Proceeds will also be used to meet the holding cost of the project, which has an Ore Reserve of 205 million tonnes at 45.7% iron enough to support a minimum 21 year mine plan under its Pre-Feasibility Study, as well as general working capital purposes.
The PFS had established Agbaja as an economically robust and technically viable project with average operating costs of US$42.98 per tonne concentrate FOB, estimated pre-tax NPV of US$420 million (at a 12% discount), an IRR of 23.7% and CAPEX estimate of US$497 million.
Lanstead Capital Equity Swap Agreement
The bulk of the placement was to Lanstead Capital, which has subscribed for 33,333,333 new shares along with 33,333,333 options that will be made in 18 monthly settlement tranches under an Equity Swap Agreement.
The options are priced at $0.08 and expired on 31 May 2017.
This agreement allows for Kogi to receive more than the monthly settlement due if the measured share price for that month is above the benchmark price of $0.04 per shares.
There is no upper limit placed on the additional proceeds received as part of the monthly settlements.
In contrast, it will receive a smaller settlement on a pro rata basis if the share price is below the benchmark.
Notably, a decline in the company's share price will not result in any increase in the number of ordinary shares received by Lanstead.

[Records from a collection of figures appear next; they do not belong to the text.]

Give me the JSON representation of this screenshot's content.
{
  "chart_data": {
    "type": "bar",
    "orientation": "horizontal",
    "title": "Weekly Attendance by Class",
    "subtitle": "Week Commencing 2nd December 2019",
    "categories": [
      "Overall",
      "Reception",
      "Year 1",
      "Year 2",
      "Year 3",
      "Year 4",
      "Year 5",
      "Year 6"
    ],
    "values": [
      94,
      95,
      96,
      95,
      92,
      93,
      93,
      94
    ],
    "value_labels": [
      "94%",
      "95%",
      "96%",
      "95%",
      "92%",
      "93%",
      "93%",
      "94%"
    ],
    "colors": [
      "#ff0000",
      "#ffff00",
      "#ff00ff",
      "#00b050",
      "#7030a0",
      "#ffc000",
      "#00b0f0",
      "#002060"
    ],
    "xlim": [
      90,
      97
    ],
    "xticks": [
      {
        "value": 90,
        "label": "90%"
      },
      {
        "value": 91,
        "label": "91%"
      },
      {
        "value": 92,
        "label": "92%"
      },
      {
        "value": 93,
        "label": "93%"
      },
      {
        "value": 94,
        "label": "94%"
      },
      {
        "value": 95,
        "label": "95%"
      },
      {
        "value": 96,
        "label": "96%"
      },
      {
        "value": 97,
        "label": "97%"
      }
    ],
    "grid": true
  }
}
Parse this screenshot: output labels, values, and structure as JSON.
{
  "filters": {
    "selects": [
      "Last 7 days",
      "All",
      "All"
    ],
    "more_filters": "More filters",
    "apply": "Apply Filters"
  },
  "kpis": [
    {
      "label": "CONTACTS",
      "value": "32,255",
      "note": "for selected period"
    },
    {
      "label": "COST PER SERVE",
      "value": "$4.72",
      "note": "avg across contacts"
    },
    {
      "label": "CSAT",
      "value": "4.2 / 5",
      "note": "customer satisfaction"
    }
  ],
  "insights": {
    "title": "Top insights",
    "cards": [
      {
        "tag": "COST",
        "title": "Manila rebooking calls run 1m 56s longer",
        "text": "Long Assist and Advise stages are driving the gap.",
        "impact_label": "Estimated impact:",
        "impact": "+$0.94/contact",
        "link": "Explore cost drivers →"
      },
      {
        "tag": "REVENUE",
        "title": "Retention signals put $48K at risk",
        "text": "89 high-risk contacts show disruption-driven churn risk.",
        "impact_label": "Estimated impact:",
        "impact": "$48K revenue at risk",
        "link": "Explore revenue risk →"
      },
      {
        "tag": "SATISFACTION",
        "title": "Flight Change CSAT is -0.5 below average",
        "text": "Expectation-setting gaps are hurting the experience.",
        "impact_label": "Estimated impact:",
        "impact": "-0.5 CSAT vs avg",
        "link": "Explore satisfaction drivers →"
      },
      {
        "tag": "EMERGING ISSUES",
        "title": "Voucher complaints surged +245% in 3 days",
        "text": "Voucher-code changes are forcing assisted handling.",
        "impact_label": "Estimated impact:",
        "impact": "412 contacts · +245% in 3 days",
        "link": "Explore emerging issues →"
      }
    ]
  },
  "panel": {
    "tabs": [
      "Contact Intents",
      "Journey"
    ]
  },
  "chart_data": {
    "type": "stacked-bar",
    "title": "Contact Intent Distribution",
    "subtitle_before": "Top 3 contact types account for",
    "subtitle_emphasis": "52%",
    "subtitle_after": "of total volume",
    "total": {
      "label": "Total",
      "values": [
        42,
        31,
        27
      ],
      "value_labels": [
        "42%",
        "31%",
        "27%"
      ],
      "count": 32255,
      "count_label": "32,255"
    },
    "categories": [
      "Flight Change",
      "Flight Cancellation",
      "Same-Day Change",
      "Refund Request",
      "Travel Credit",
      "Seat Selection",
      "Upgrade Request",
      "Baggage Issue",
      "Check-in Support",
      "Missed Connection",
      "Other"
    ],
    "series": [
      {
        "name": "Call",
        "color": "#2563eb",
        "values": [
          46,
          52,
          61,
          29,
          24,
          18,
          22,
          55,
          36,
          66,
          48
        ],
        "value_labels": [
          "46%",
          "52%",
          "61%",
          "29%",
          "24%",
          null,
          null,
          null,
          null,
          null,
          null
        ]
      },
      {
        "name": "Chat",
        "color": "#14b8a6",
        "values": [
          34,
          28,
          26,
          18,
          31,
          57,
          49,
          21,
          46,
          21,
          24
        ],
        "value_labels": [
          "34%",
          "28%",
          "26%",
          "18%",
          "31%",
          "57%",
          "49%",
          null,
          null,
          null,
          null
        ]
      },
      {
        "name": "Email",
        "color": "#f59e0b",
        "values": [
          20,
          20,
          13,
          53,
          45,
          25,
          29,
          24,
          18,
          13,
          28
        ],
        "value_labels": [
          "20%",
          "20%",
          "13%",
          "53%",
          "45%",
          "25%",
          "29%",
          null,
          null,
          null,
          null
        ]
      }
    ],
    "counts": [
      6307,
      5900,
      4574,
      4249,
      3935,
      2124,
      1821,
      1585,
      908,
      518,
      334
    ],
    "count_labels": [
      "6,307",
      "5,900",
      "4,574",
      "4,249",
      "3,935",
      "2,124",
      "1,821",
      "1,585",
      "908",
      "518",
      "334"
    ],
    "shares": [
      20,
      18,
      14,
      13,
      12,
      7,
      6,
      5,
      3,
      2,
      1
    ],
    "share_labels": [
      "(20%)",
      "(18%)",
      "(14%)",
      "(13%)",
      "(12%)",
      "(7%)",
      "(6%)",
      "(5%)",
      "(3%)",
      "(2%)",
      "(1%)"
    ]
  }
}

Kogi will issue Lanstead an additional 1,666,667 shares as consideration for the agreement.
Of the subscription proceeds of $1,000,00, the company will use $150,000 for working capital and $850,000 for investment in the Equity Swap under the Agreement as described above.
A decline in the company's share price will not result in any increase in the number of ordinary shares received by Lanstead or any other advantage accruing to Lanstead.
Kogi will also issue 1,666,667 shares to Lanstead in consideration for the Equity Swap Agreement.
This is designed to provide the company with flexibility in continuing to advance its Agbaja Project as well as maintaining a constant source of funds covering a substantial part of its longer term cash flow requirements.
The remaining 5,333,333 shares and 5,333,333 options to raise $160,000 under the placement will be placed with a variety of professional and sophisticated investors who are all currently shareholders.
The non-renounceable Entitlement Offer of 64,039,713 shares priced at $0.03 each to raise up to $1,921,191 before expenses is partially underwritten to $655,726 by Terrain Capital Markets.
All of the non-executive directors of Kogi intend to take up 100% of their individual entitlements under the offer totalling $274,274.
The directors have also agreed to sub-underwrite the issue for $320,726 taking total non-executive director participation in the Entitlement Offer to a maximum of $595,000 of which $300,000 will be set-off against loans owing by Kogi to several non-executive directors.
Kogi is in the process of relocating to smaller office premises and reviewing its Agbaja Project holding costs in line with its near term focus of eliminating non-essential costs.